# Woot! - Priemere for $59.99 with no contract!



## mask2343 (Jan 6, 2003)

I was about buy the $99 Priemere on Tivo.com with a 1 year contract. Then I saw this first thing this morning! Woot! No contract and the 12.95 monthly plan! This way, if I hate it, I can just cancel and sell the box.

It's refurbished but has a 1 year warranty. Anyone have experience with a refurbished Tivo?

http://sellout.woot.com/

Woot!


----------



## windracer (Jan 3, 2003)

Also discussed here:

http://www.tivocommunity.com/tivo-vb/showthread.php?t=462650


----------



## magnum68 (Aug 22, 2004)

Not a bad price. I just ordered one. Don't really need it cause I have 2 Premieres and 2 S3s. I'll just keep it as a back up.


----------



## Leon WIlkinson (Feb 13, 2000)

magnum68 said:


> Not a bad price. I just ordered one. Don't really need it cause I have 2 Premieres and 2 S3s. I'll just keep it as a back up.


Doing the same for now, might gift it later.


----------



## pdhenry (Feb 28, 2005)

Who says no contract?

Betcha that there's a 1-year commitment, if you want to use it.


----------



## csm10495 (Nov 15, 2008)

Just ordered one, awesome deal, i'm just going to buy lifetime right when i activate it. Hopefully it will be $299 cause of multi TiVo discount..


----------



## lessd (Jan 23, 2005)

csm10495 said:


> Just ordered one, awesome deal, i'm just going to buy lifetime right when i activate it. Hopefully it will be $299 cause of multi TiVo discount..


I know this for sure you can get the $12.95/month BUT if you get the correct CSR you may be able to get:
PLS for $399
PLS for $299
PLS for $199
Xfer to your $6.95/monthly rate
Xfer to your $9.95/monthly rate
TiVo is like a lottery now, get the correct CSR and on-duty supervisor and you may be offered one of the above options. You can't do this before you get the TiVo because if you do get a good option you must put it on your TiVo then, coming back later even with a case number may only get you "the CSR made an error sorry" 
Great way to do business, does this beat the old $150 rebate that existed on the Series 2 model 540 ?? I though so, but I don't know anymore.


----------



## orangeboy (Apr 19, 2004)

Sold out. 1800 sold in less than 22 hours. Wooters will woot.


----------



## synch22 (Dec 30, 2003)

orangeboy said:


> Sold out. 1800 sold in less than 22 hours. Wooters will woot.

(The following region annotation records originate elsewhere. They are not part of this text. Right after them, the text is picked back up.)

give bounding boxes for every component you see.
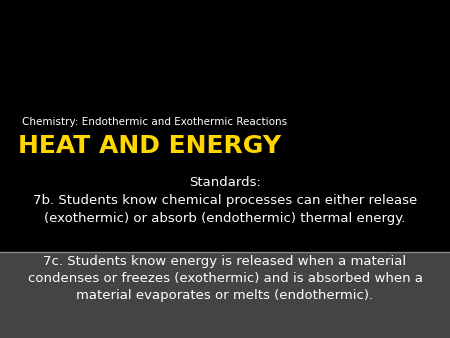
Text: 7c. Students know energy is released when a material
condenses or freezes (exoth: 7c. Students know energy is released whe… (27, 255, 423, 302)
Bar (0, 0, 450, 252)
Text: HEAT AND ENERGY: HEAT AND ENERGY (18, 134, 281, 158)
Text: Chemistry: Endothermic and Exothermic Reactions: Chemistry: Endothermic and Exothermic Re… (22, 117, 288, 127)
Bar (0, 252, 450, 338)
Text: Standards:
7b. Students know chemical processes can either release
(exothermic) : Standards: 7b. Students know chemical pr… (33, 176, 417, 225)
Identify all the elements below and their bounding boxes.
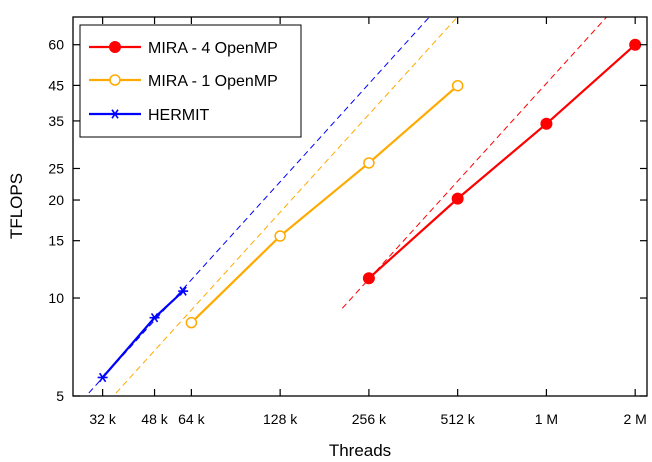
x-axis: 32 k 48 k 64 k 128 k 256 k 512 k 1 M 2 M [89,17,647,427]
series-line-mira-4-openmp [368,43,636,280]
x-tick-label-4: 128 k [263,411,298,427]
y-axis: 5 10 15 20 25 35 45 60 [48,37,647,404]
legend-marker-mira-1-openmp [109,74,121,86]
y-tick-label-1: 5 [56,388,64,404]
y-tick-label-8: 60 [48,37,64,53]
series-line-mira-1-openmp [190,84,459,324]
series-mira-1-openmp [185,79,464,329]
x-axis-label: Threads [329,441,391,460]
data-point-hermit-2 [149,312,160,323]
legend-label-mira-1-openmp: MIRA - 1 OpenMP [148,73,278,90]
y-tick-label-2: 10 [48,290,64,306]
legend-item-hermit: HERMIT [89,107,210,124]
x-tick-label-7: 1 M [535,411,558,427]
series-line-hermit [101,290,184,379]
data-point-mira-1-openmp-4 [451,79,464,92]
data-point-hermit-1 [97,372,108,383]
legend-label-mira-4-openmp: MIRA - 4 OpenMP [148,40,278,57]
y-tick-label-6: 35 [48,113,64,129]
reference-lines [85,17,608,396]
x-tick-label-8: 2 M [624,411,647,427]
reference-line-1 [85,17,431,396]
x-tick-label-3: 64 k [178,411,205,427]
x-tick-label-6: 512 k [441,411,476,427]
y-tick-label-7: 45 [48,77,64,93]
plot-frame [72,16,648,397]
reference-line-3 [341,17,608,309]
x-tick-label-2: 48 k [141,411,168,427]
legend-marker-mira-4-openmp [109,41,121,53]
series-hermit [97,286,189,383]
legend-item-mira-1-openmp: MIRA - 1 OpenMP [89,73,278,90]
y-tick-label-4: 20 [48,192,64,208]
x-tick-label-1: 32 k [89,411,116,427]
series-mira-4-openmp [362,38,642,285]
data-point-mira-4-openmp-3 [540,117,553,130]
legend: MIRA - 4 OpenMP MIRA - 1 OpenMP HERMIT [79,24,302,138]
y-tick-label-5: 25 [48,160,64,176]
data-point-mira-4-openmp-1 [362,272,375,285]
data-point-hermit-3 [178,286,189,296]
data-point-mira-1-openmp-1 [185,316,198,329]
y-tick-label-3: 15 [48,233,64,249]
legend-marker-hermit [110,109,120,119]
data-point-mira-1-openmp-3 [363,157,375,169]
data-point-mira-1-openmp-2 [274,230,286,242]
data-point-mira-4-openmp-2 [451,192,464,205]
legend-label-hermit: HERMIT [148,107,210,124]
legend-item-mira-4-openmp: MIRA - 4 OpenMP [89,40,278,57]
y-axis-label: TFLOPS [7,173,26,239]
series-layer [97,38,642,383]
x-tick-label-5: 256 k [352,411,387,427]
data-point-mira-4-openmp-4 [629,38,642,51]
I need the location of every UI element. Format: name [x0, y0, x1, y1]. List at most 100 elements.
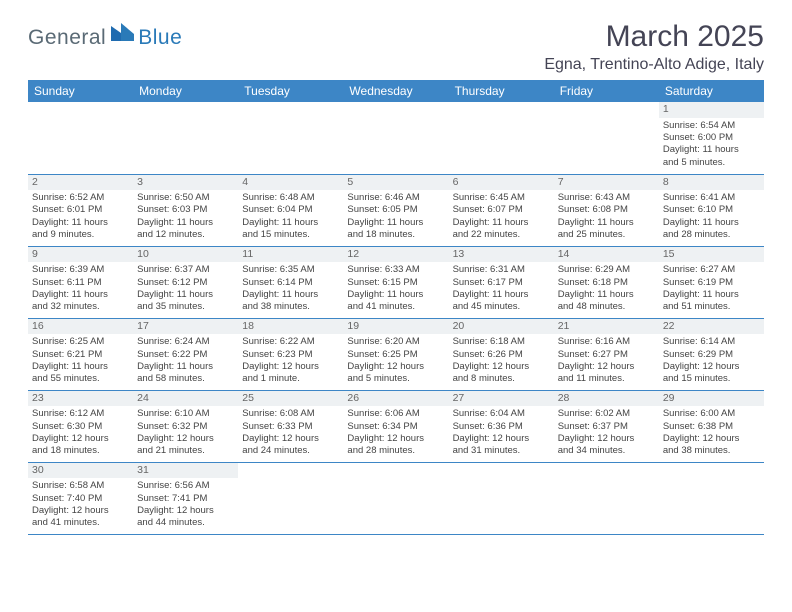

i had one in the cart but for some reason i dont believe the unit will qualify for MSD Lifetime service @ 299$, call me crazy.


----------



## E94Allen (Oct 16, 2005)

I just ordered one too before it got sold out but anyway I am little bit confused what's difference between woot.com and sellout.woot.com?


----------



## Len McRiddles (Dec 21, 2002)

csm10495 said:


> Just ordered one, awesome deal, i'm just going to buy lifetime right when i activate it. Hopefully it will be $299 cause of multi TiVo discount..


I thought refurbished units were not eligible for the multi Tivo discounts.


----------



## pdhenry (Feb 28, 2005)

Len McRiddles said:


> I thought refurbished units were not eligible for the multi Tivo discounts.


Refurbs bought directly from TiVo are activated at the non-discounted rate upon shipment. That's not the case here.


----------



## Len McRiddles (Dec 21, 2002)

pdhenry said:


> Refurbs bought directly from TiVo are activated at the non-discounted rate upon shipment. That's not the case here.


Thank you for clearing that up!


----------



## shwru980r (Jun 22, 2008)

I wonder if these are mostly $99 units that were returned when the buyer discovered the only plan available was $19.99 per month.


----------



## scandia101 (Oct 20, 2007)

synch22 said:


> i had one in the cart but for some reason i dont believe the unit will qualify for MSD Lifetime service @ 299$, call me crazy.


You are crazy for passing this up, they are eligible for the MSD rate. the deals.woot discussion on this has many posts from people that were told by tivo cs that they are not part of the 19.95/mo only plans and are eligible for the MSD. I know that last statement is virtually meaningless, but many that posted the information were originally told otherwise but were then given the correct information after escalating their query.


----------



## scandia101 (Oct 20, 2007)

pdhenry said:


> Who says no contract?
> 
> Betcha that there's a 1-year commitment, if you want to use it.


Not if you can use the 'change service number' option that has been put back on tivo.com. That's what I'm hoping for, a premiere at $6.95/mo. If that doesn't work, I won't have any problem paying the $9.95 rate with a year commitment. If that don't work, $12.95/mo is more than I want to pay, but I won't piss and moan about it.


----------



## orangeboy (Apr 19, 2004)

scandia101 said:


> Not if you can use the 'change service number' option that has been put back on tivo.com. That's what I'm hoping for, a premiere at $6.95/mo. If that doesn't work, I won't have any problem paying the $9.95 rate with a year commitment. If that don't work, $12.95/mo is more than I want to pay, but I won't piss and moan about it.


I think I read a post that the Premiere TSN's aren't accepted in the 'change service number' app... :down:


----------



## pdhenry (Feb 28, 2005)

scandia101 said:


> Not if you can use the 'change service number' option that has been put back on tivo.com.


Got it.

I plan to continue using my TiVoHD that's at $6.95, but I'll probably just get PLS for this new one.


----------



## scandia101 (Oct 20, 2007)

orangeboy said:


> I think I read a post that the Premiere TSN's aren't accepted in the 'change service number' app... :down:


These refurbs would have to be listed by TSN in the system as not being restricted to the current 19.95 plans, so maybe it will accept the TSNs from these units, maybe not, but that doesn't mean the same thing can't be done by having a csr do it.
I guess we'll just have to wait and see.


----------



## ctorg (Mar 11, 2006)

Any buyers not wanting it? Missed the deal and looking. Haven't found any other deals...may have to wait for the next deal.


----------